Mai Agnes' grand-daughter was staying at the weekend. She sleeps in the same bed as her grandmother. But sometimes the eight-year-old has an 'accident.'

"She did wee-wee in the bed. So I take the foam rubber outside my house to dry." The house is on a former white-owned farm, which now 'belongs' to a pro-ZANU-PF bishop. There was talk of demolishing the workers' houses a couple of years back. So far, it hasn't happened.

"Then we take some buckets to fetch water. I leave my mattress there, some few minutes only. But when we got back, it was gone."

She asked her neighbour, Mai Ngoni if she'd seen anything. Nothing. They conclude that someone had been watching her from the bush, rolled up the foam rubber mattress and disappeared. She vents her exasperation on the child.

"I told her: you did wee-wee on the bed and now the mattress is gone."
..........

Local remedies for bed-wetting are bananas or a spoonful of honey before bed. Mai Adam used to ban Mishi from drinks after 5. Mai Tadiwa used to get her up every two hours in the night (but she carried on bed-wetting till she was 12, she says. To make it worse, she shared a bed with her two sisters.)

..........

Police in the eastern city of Mutare have arrested a 37-year-old highschool teacher who beat his three sons with an electric cable for wetting the bed.
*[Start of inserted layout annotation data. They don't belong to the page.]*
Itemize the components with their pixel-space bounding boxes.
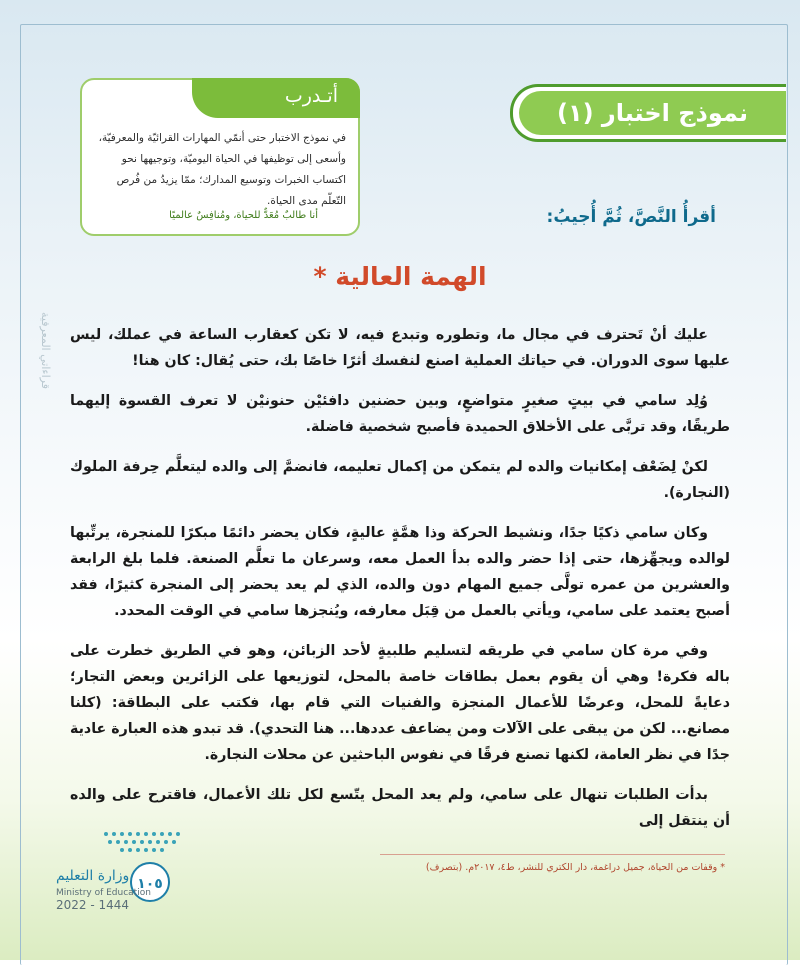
- page-number: ١٠٥: [130, 862, 170, 902]
- instruction: أقرأُ النَّصَّ، ثُمَّ أُجيبُ:: [546, 207, 716, 227]
- story-paragraph: لكنْ لِضَعْف إمكانيات والده لم يتمكن من إكمال تعليمه، فانضمَّ إلى والده ليتعلَّم حِرفة الملوك (النجارة).: [70, 459, 730, 501]
- story-paragraph: عليك أنْ تَحترف في مجال ما، وتطوره وتبدع فيه، لا تكن كعقارب الساعة في عملك، ليس عليها سوى الدوران. في حياتك العملية اصنع لنفسك أثرًا خاصًا بك، حتى يُقال: كان هنا!: [70, 327, 730, 369]
- ministry-name-ar: وزارة التعليم: [56, 868, 130, 884]
- ministry-name-en: Ministry of Education: [56, 888, 151, 898]
- story-paragraph: وفي مرة كان سامي في طريقه لتسليم طلبيةٍ لأحد الزبائن، وهو في الطريق خطرت على باله فكرة! وهي أن يقوم بعمل بطاقات خاصة بالمحل، لتوزيعها على الزائرين وبعض التجار؛ دعايةً للمحل، وعرضًا للأعمال المنجزة والفنيات التي قام بها، فكتب على البطاقة: (كلنا مصانع... لكن من يبقى على الآلات ومن يضاعف عددها... هنا التحدي). قد تبدو هذه العبارة عادية جدًا في نظر العامة، لكنها تصنع فرقًا في نفوس الباحثين عن محلات النجارة.: [70, 643, 730, 763]
- footnote: * وقفات من الحياة، جميل دراغمة، دار الكتري للنشر، ط٤، ٢٠١٧م. (بتصرف): [425, 862, 725, 873]
- ministry-logo-icon: [98, 826, 190, 856]
- story-paragraph: وُلِد سامي في بيتٍ صغيرٍ متواضعٍ، وبين حضنين دافئيْن حنونيْن لا تعرف القسوة إليهما طريقًا، وقد تربَّى على الأخلاق الحميدة فأصبح شخصية فاضلة.: [70, 393, 730, 435]
- training-text: في نموذج الاختبار حتى أنمّي المهارات القرائيّة والمعرفيّة، وأسعى إلى توظيفها في الحياة اليوميّة، وتوجيهها نحو اكتساب الخبرات وتوسيع المدارك؛ ممّا يزيدُ من فُرص التّعلّم مدى الحياة.: [98, 132, 346, 207]
- story-title: الهمة العالية *: [313, 262, 487, 291]
- story-paragraph: وكان سامي ذكيًا جدًا، ونشيط الحركة وذا همَّةٍ عاليةٍ، فكان يحضر دائمًا مبكرًا للمنجرة، يرتِّبها لوالده ويجهِّزها، حتى إذا حضر والده بدأ العمل معه، وسرعان ما تعلَّم الصنعة. فلما بلغ الرابعة والعشرين من عمره تولَّى جميع المهام دون والده، الذي لم يعد يحضر إلى المنجرة كثيرًا، فقد أصبح يعتمد على سامي، ويأتي بالعمل من قِبَل معارفه، ويُنجزها سامي في الوقت المحدد.: [70, 525, 730, 619]
- footnote-divider: [380, 854, 725, 855]
- story-body: [70, 322, 730, 848]
- side-label: قراءاتي المعرفية: [39, 311, 52, 389]
- edition-year: 2022 - 1444: [56, 898, 130, 912]
- training-label: أتـدرب: [192, 78, 360, 118]
- training-box: [80, 78, 360, 236]
- exam-title-banner: [510, 84, 786, 142]
- story-paragraph: بدأت الطلبات تنهال على سامي، ولم يعد المحل يتّسع لكل تلك الأعمال، فاقترح على والده أن ينتقل إلى: [70, 787, 730, 829]
- exam-title: نموذج اختبار (١): [519, 91, 786, 135]
- training-signature: أنا طالبٌ مُعَدٌّ للحياة، ومُنافِسٌ عالميًا: [169, 210, 318, 221]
Teachers at one of the boys' schools in Sakubva township noticed the child had trouble sitting down.

The boys, ages 4, 9 and 11, were taken to Mutare Central Police Station. They had been beaten across the back. Some of the wounds had gone septic.

"The father was arrested and he admitted beating the children, saying they were bedwetting," said Police Superintendent Alfred Kasingarirwi.

"It is shocking that a father could ill-treat his children like that."

The children's mother died in 2005. They were cared for by their grandmother until 2008, when the father took custody of them.

............

"That man should look at himself," says E. "He was doing the same thing when he was a child."